Automatic Training Data Cleaning for Text Classification

  • Authors:
  • Hassan H. Malik;Vikas S. Bhardwaj

  • Affiliations:
  • -;-

  • Venue:
  • ICDMW '11 Proceedings of the 2011 IEEE 11th International Conference on Data Mining Workshops
  • Year:
  • 2011

Quantified Score

Hi-index 0.00

Visualization

Abstract

Supervised text classification algorithms rely on the availability of large quantities of quality training data to achieve their optimal performance. However, not all training data is created equal and the quality of class-labels assigned by human experts may vary greatly with their levels of experience, domain knowledge, and the time available to label each document. In our experiments, focused label validation and correction by expert journalists improved the Micro and Macro-F1 scores achieved by Linear SVMs by as much as 14.5% and 30% respectively, on a corpus of professionally labeled news stories. Manual label correction is an expensive and time consuming process and the classification quality may not linearly improve with the amount of time spent, making it increasingly more expensive to achieve higher classification quality targets.

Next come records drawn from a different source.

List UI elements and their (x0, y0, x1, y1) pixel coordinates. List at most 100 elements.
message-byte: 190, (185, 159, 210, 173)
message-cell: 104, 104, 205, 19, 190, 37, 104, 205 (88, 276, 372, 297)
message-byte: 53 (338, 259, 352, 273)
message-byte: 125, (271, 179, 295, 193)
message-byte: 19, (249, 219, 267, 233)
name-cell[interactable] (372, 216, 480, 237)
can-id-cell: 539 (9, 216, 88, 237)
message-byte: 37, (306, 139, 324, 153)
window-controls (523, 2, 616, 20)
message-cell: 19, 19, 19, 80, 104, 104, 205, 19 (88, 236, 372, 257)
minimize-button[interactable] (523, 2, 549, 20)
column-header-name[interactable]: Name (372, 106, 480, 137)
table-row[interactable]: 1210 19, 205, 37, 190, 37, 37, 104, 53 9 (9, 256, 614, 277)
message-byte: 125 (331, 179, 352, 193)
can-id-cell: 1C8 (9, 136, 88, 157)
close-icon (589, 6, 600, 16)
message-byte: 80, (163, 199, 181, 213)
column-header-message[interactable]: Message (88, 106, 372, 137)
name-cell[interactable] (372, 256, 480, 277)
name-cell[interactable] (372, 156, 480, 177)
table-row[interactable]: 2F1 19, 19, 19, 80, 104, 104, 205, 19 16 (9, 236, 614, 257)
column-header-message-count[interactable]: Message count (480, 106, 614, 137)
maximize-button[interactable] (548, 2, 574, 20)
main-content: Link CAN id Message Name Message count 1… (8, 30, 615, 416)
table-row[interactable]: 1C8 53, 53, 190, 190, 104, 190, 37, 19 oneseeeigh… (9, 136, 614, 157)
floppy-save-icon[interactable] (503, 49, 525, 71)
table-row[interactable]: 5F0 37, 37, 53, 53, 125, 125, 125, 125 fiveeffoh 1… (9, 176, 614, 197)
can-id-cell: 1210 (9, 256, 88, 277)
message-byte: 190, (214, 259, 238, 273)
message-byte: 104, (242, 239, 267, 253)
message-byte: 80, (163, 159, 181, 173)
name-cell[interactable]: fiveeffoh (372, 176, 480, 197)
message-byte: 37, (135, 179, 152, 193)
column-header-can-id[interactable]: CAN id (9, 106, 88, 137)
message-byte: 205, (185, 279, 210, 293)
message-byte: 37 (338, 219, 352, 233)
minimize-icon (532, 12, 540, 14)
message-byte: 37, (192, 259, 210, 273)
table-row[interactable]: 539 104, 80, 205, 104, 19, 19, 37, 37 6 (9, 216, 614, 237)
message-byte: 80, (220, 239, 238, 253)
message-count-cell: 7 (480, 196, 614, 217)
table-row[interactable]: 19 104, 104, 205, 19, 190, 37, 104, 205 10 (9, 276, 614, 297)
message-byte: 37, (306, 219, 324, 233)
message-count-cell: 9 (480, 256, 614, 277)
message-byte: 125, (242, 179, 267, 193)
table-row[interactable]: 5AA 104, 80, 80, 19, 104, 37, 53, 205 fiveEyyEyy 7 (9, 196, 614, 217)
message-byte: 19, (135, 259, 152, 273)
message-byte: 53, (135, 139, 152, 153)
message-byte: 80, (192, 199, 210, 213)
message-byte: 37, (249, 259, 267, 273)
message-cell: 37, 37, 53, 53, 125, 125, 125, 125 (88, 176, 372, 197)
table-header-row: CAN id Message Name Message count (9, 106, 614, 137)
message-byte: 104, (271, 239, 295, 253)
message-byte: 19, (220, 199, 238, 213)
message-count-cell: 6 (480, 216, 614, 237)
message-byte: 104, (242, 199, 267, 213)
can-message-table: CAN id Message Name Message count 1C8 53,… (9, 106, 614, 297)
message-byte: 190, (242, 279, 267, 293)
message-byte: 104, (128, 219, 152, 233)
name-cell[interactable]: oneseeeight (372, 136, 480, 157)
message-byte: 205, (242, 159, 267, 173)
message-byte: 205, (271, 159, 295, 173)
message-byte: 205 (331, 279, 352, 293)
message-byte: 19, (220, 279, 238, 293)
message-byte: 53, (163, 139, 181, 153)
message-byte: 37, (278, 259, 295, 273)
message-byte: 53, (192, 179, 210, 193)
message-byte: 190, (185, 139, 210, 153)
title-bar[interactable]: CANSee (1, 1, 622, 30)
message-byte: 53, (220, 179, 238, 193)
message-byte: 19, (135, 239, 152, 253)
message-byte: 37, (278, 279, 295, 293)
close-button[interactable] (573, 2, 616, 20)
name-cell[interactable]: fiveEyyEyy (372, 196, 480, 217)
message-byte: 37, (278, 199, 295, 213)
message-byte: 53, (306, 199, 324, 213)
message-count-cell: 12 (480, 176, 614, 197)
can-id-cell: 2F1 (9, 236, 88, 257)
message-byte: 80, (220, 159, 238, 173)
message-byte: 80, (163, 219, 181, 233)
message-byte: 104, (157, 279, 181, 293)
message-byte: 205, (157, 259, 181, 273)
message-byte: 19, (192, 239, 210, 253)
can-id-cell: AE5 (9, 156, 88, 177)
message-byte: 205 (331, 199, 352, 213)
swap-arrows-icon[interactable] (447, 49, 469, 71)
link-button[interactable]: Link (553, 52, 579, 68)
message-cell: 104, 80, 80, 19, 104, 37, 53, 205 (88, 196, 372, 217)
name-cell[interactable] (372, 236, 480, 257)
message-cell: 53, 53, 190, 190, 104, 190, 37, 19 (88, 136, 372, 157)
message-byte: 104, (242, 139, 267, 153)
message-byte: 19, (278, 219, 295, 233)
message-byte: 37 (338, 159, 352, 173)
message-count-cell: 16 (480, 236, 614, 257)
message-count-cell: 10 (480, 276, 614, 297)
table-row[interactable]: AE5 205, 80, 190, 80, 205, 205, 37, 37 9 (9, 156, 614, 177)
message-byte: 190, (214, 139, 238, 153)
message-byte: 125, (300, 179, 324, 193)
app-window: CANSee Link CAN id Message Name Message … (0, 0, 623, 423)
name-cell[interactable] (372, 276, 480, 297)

We propose ATDC, a novel evidence-based training data cleaning method that uses training examples with high-quality class labels to automatically validate and correct labels of noisy training data. A subset of these instances are then selected to augment the original training set. On a large noisy dataset with about two million news stories, our method improved the baseline Micro-F1 and Macro-F1 scores by 9% and 13% respectively, without requiring any further human intervention.